Honoree Fleming was a 77-year-old retired university dean, respected biochemist and cell biologist.
Honoree Fleming was a 77-year-old retired university dean, respected biochemist and cell biologist.
Vermont State Police

Fleming’s body was found just a mile from the university, which closed its campus and issued a shelter-in-place order Friday. The university also announced Friday that additional security measures were being taken at the school, with “round-the-clock coverage” by its public safety department and local police.

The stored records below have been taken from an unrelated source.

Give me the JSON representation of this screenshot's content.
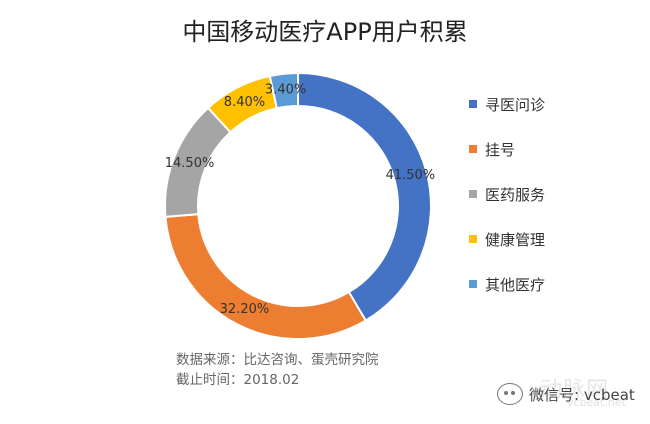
{
  "chart_data": {
    "type": "donut",
    "title": "中国移动医疗APP用户积累",
    "categories": [
      "寻医问诊",
      "挂号",
      "医药服务",
      "健康管理",
      "其他医疗"
    ],
    "values": [
      41.5,
      32.2,
      14.5,
      8.4,
      3.4
    ],
    "data_labels": [
      "41.50%",
      "32.20%",
      "14.50%",
      "8.40%",
      "3.40%"
    ],
    "colors": [
      "#4472C4",
      "#ED7D31",
      "#A5A5A5",
      "#FFC000",
      "#5B9BD5"
    ],
    "legend_position": "right"
  },
  "source": {
    "line1": "数据来源：比达咨询、蛋壳研究院",
    "line2": "截止时间：2018.02"
  },
  "watermark": {
    "text": "微信号: vcbeat",
    "bg_text": "动脉网",
    "bg_sub": "vcbeat.net"
  }
}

This is an unbelievable tragedy for the Castleton campus and for all of Vermont State University,” interim president Michael K. Smith said in a message to students, faculty and staff. “Honoree will be deeply missed.”

Fleming was days away from celebrating her 45th wedding anniversary with her husband, Ron Powers, a Pulitzer Prize-winning journalist and author, who announced her death in a Facebook post on Friday.

“I will write more, much more, about my beloved Honoree as I am able,” Powers said. “Those of you who knew her know that she was beautifully named. I have never known a more sterling heart and soul than hers. She has taken far more than half my own heart and soul with her.”

Powers co-wrote The New York Times nonfiction bestseller “Flags of Our Fathers,” which was made into a feature film directed by Clint Eastwood in 2006. In 2017, he opened up about his and Fleming’s two sons, Kevin and Dean, and their struggles with schizophrenia, and Dean’s suicide, in the critically acclaimed “No One Cares About Crazy People: The Chaos and Heartbreak of Mental Health in America.”

“I miss our conversations over wine late at night,” Powers said, addressing his wife on Facebook. “I miss just sitting and watching you talk to other people. Your lovely face came to full life and your eyes sparkled and your head tilted in ways that made me rejoice in the fact that you had wafted down from the stars to grace my life. And then Dean’s, and Kevin’s.”

In a follow-up post thanking the many people who reached out to him in the wake of Fleming’s killing, Powers wrote, “You have understood and cherished her luminous soul, and that is (part of) the reason I can tell myself that even though the brilliance of her scientific vision was not fully recognized in her lifetime, dear Honoree did not live in vain. She lifted every life that her life touched.”

Classes are scheduled to resume Tuesday at the university and the local elementary and high school, Castleton Police Chief Peter Mantello said at the news conference, but reiterated that residents should remain vigilant.

“The biggest thing is situational awareness,” he said at the news conference. “Lock your cars, lock your doors. … If you go anywhere, pair up, use the buddy system. But the biggest thing is to be observant.”